By John Mehaffey
LONDON (Reuters) - During an informative and entertaining address to an anti-doping conference last month, German researcher Mario Thevis referred to "80, 90, 100" new performance-enhancing drugs for which no tests yet exist.
"They act like EPO (erythropietin) but they are structurally different and that means the current EPO tests will not pick them up," he told delegates to the conference in London convened by worldsportslawreport.
Thevis added that "according to anecdotal evidence and rumors" the drugs, which replicate EPO's blood-boosting qualities, were already used in elite sports.
EPO stimulates the bone marrow to produce more red blood cells. This increases the oxygen-carrying capacity of the blood, allowing muscles to perform for longer.
News that up to 100 new drugs could be available in the runup to this year's London Olympics will astonish only the naive.
"It doesn't surprise me," responded World Anti-Doping Agency (WADA) director-general David Howman. "We are in the area where we are into third and fourth generations and they continue to climb. Whether they are detectable or not depends on the ability of the individual laboratory."
One in two competitors will be tested during the London Games, including all medalists, and the estimated 400 daily tests are higher than any previous Olympics.
The problem will not be at the Games themselves, running from July 27-August 12, but the months before in the eternal cat-and-mouse game between the dope cheats and the testers.
"The International Olympic Committee have got probably the most extensive program they could possibly operate. From the day that athletes come into the opening of the village to the closing ceremony, that's good.
"What we need is extensive pre-Games testing and we need all the samples that are collected to be tested for the full menu of substances."
SORE SUBJECT
EPO, the drug at the core of the 1998 Tour de France doping scandals, is a sore subject for WADA.
Earlier this year, Howman said that out of 258,000 doping tests conducted in 2010 only 36 had turned up positives for EPO.
"You can understand the frustration that I have been voicing over the past six months," he said in the interview. "We can do a little bit better than that and one of the reasons we don't do better is that many of the samples are sent to the lab and the lab is asked not to analyze for EPO. That's just outrageous."
Howman said there were a number of reasons why national anti-doping agencies or international federations did not want samples analyzed for EPO.
"One, we don't want to pay the extra cost for EPO, two we don't think we have a problem in our sport and three, maybe, is we don't want to know what the results are going to be," he said.
"What we are getting is many, many samples not being analyzed. That's our suspicion that there were only 36 positive tests in 2010...that defies logic."
Gene doping was included on WADA's prohibited list in 2003 and in 2006 years former WADA president Dick Pound said: "You would have to be blind not to see that the next generation of doping will be genetic." However, six years later there is still no test and there will be nothing in place at the London Games.
"DIFFICULT TO DETECT"
Anna Baoutina, a senior research scientist at the National Measurement Institute in Sydney, told Reuters effective methods are being devised but it was up to WADA to decide when they are to be implemented.
"The major feature of gene doping is that it is very difficult to detect compared to drug doping," she said.

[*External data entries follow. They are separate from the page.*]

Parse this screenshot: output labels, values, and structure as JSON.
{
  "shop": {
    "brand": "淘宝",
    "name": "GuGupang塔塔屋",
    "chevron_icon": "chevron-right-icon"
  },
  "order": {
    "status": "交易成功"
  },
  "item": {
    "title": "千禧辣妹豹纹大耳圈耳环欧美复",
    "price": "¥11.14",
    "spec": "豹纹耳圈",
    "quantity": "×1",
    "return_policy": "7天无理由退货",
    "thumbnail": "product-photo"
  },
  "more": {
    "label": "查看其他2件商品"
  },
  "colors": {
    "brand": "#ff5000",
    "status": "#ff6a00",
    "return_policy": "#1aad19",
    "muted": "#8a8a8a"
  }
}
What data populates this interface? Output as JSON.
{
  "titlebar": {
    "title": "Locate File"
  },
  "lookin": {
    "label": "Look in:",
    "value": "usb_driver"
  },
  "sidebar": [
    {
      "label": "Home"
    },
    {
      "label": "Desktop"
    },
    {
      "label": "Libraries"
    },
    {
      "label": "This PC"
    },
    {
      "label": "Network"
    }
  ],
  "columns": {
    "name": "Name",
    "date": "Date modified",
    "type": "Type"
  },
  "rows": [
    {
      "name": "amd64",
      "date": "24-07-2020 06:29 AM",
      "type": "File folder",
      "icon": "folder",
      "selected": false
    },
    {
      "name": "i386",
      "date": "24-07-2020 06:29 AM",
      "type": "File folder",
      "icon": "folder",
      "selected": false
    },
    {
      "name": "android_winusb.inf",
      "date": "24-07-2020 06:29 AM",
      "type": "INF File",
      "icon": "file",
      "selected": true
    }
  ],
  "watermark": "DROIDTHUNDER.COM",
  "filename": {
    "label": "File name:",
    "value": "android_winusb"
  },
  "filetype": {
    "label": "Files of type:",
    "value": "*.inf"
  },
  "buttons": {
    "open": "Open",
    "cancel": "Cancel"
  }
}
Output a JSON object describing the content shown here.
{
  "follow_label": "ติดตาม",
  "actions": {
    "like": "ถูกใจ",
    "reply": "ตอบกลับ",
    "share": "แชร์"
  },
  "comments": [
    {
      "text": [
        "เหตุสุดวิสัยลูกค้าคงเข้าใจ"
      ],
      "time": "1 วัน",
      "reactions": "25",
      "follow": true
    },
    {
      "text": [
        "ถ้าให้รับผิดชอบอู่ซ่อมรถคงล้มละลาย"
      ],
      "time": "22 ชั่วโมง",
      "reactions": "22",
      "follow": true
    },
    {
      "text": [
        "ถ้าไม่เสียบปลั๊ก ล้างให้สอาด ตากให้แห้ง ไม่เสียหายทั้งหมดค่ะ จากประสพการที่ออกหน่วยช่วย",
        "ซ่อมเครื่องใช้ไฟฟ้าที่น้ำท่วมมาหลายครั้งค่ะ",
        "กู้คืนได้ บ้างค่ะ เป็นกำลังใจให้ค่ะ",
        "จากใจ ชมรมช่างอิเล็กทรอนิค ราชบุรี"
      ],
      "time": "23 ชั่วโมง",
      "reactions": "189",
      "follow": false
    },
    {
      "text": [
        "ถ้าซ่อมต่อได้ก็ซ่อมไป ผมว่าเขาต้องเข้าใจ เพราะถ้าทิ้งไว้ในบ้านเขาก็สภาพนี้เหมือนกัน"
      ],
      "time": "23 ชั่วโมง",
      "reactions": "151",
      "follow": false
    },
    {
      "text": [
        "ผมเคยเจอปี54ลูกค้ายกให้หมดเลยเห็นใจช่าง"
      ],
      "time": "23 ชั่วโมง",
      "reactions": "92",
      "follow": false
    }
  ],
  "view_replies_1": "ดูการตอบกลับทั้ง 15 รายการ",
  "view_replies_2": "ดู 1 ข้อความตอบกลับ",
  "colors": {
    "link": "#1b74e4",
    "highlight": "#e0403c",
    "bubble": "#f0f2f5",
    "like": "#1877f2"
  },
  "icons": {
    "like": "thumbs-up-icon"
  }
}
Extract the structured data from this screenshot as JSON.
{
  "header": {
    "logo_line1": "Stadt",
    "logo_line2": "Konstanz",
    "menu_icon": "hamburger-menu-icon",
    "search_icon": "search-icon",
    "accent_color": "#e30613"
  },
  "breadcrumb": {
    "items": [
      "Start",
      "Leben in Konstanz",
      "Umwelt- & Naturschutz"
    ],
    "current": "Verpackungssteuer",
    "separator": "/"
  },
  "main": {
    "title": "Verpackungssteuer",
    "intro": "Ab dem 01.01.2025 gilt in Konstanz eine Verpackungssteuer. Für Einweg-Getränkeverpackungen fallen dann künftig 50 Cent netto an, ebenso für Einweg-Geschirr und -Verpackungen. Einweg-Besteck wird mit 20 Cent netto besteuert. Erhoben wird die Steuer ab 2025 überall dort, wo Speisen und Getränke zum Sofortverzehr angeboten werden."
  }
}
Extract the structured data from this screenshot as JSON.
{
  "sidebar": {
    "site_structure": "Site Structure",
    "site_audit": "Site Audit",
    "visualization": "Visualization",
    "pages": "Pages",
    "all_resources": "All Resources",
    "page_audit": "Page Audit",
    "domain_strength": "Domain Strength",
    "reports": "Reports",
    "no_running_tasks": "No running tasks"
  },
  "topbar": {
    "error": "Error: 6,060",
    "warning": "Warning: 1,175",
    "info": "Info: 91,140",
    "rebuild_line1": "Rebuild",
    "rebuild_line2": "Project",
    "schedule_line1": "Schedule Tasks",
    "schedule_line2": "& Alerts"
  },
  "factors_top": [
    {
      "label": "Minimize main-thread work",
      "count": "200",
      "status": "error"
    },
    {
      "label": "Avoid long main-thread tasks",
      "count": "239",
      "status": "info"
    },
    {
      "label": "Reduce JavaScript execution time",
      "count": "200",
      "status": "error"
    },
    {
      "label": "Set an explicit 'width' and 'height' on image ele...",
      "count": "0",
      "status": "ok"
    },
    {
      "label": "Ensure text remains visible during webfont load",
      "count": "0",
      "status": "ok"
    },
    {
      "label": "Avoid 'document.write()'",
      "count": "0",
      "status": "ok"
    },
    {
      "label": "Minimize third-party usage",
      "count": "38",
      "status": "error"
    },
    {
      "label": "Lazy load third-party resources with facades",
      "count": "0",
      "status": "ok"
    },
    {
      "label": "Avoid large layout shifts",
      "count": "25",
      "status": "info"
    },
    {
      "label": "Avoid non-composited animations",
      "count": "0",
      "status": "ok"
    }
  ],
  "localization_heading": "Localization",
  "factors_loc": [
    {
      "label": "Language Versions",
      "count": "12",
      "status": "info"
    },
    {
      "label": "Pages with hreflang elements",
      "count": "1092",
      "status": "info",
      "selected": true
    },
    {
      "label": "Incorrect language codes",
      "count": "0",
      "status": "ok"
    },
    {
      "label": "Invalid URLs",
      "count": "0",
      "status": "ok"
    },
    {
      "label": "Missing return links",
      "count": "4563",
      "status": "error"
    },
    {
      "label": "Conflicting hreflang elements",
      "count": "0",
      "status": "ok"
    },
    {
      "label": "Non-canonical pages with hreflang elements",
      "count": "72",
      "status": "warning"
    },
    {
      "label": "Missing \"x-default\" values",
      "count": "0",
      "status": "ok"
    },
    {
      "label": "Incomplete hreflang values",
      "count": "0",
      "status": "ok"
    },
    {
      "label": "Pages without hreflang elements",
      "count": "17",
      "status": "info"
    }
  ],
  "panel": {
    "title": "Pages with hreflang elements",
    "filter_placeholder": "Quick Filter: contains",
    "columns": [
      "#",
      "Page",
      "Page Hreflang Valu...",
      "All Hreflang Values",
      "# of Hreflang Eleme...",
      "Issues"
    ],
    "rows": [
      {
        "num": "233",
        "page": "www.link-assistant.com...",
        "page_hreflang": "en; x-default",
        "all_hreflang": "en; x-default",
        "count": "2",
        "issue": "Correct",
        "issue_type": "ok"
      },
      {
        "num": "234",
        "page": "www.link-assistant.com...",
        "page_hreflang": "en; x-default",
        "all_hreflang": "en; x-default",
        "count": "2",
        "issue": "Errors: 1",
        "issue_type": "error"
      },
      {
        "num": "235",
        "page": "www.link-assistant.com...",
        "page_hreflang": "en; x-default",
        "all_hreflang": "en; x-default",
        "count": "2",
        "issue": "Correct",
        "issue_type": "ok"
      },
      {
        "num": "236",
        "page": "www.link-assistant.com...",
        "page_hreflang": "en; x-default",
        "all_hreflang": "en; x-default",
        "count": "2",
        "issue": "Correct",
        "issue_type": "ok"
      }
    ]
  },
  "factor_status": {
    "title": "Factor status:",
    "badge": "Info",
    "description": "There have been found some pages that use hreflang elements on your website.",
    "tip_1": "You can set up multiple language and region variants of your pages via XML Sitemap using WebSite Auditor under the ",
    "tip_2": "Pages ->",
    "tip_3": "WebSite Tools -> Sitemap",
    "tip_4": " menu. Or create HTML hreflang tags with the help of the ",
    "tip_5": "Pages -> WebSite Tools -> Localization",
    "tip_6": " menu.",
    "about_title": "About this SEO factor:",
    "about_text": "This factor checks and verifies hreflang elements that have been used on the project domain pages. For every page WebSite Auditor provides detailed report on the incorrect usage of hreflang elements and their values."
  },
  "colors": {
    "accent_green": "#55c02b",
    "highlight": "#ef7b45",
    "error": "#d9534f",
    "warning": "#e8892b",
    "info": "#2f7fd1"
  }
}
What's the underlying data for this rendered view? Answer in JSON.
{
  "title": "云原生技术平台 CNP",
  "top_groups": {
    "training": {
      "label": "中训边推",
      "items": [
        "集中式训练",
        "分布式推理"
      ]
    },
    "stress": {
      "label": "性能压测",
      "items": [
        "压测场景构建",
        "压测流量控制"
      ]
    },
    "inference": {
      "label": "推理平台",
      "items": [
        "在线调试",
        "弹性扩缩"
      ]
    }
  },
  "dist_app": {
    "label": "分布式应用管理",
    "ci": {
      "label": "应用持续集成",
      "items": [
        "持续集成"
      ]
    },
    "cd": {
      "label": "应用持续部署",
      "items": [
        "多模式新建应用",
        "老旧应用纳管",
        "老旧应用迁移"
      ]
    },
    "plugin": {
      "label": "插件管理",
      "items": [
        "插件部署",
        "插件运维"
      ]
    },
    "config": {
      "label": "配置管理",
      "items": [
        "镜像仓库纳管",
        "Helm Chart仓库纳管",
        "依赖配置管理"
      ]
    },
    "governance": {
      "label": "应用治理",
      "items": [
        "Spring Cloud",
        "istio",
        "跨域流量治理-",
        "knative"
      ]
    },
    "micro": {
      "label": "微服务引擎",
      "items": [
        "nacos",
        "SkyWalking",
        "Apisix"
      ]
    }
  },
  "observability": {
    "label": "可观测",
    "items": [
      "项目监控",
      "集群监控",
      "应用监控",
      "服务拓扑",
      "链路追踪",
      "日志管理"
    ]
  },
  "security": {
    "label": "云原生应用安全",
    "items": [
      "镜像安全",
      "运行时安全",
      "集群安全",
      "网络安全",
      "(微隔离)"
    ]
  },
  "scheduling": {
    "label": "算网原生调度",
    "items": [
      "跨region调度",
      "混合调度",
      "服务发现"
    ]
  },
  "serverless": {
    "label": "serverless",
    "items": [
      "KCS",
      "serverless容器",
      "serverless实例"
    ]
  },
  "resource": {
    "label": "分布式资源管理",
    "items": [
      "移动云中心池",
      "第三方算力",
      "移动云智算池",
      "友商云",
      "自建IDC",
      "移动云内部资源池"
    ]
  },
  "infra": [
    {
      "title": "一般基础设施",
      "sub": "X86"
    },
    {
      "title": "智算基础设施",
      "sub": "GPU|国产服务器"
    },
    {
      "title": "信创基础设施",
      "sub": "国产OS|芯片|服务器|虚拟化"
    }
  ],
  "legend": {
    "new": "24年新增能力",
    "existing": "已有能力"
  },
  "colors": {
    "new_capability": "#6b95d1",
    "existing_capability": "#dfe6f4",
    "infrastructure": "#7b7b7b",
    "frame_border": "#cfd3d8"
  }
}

"In effect, gene doping is the 'illegitimate' derivation of gene therapy. Gene therapy aims to treat human diseases which are caused by defects in genes. It does this by introducing in the cells of our bodies new genetic material.
"Gene doping is also the introduction of genetic material into the cells but in the absence of defective genes and with the purpose of enhancing performance. For example, if additional copies of genes for human growth hormone (HGH) or EPO are delivered into athletes' cells, the cells will produce more of these proteins and this may result in performance enhancement."
Baoutina said EPO was likely to be among the first candidates for gene doping.
Could gene doing be a problem in London?
"Scientists working on gene doping detection may be close to a method of testing for gene doping soon," Baoutina said. "In the meantime, the IOC decision to store the athletes' samples for eight years may be a disincentive for them and their managers to try gene doping."
Howman said he rated gene doping alongside a number of other threats resulting from advances in medicine and health. He added he had been told 25 percent of the world's pharmaceutical products came from the black market.
"You need to look at HGH and testosterone, you need to look at the 40-odd varieties of EPO," he said.
"And then you need to look at the ways and means some of these substances are used in micro-dosing or cocktails and so on mostly in an effort to avoid detection.
"That's what you are dealing with, you are dealing with people who are very sophisticated and have devised the art of being sophisticated in order to avoid detection.
"It's a little bit like (what) tax lawyers and accountants do to avoid people paying tax. The same sort of sophistication in a different part of society.
"This is the difficulty when you get medicine advancing through the pharmaceutical industry in secrecy because they don't want their research and development to be done by other pharmacies and so on.
"On the other side of the coin, is the black market. They put stuff out there before it has been properly regulated and approved ethically. So you have a black market where I am told 25 percent of the world's pharmaceutical products come from.
"We just have to rely on information and pass it on to people who can do something about it."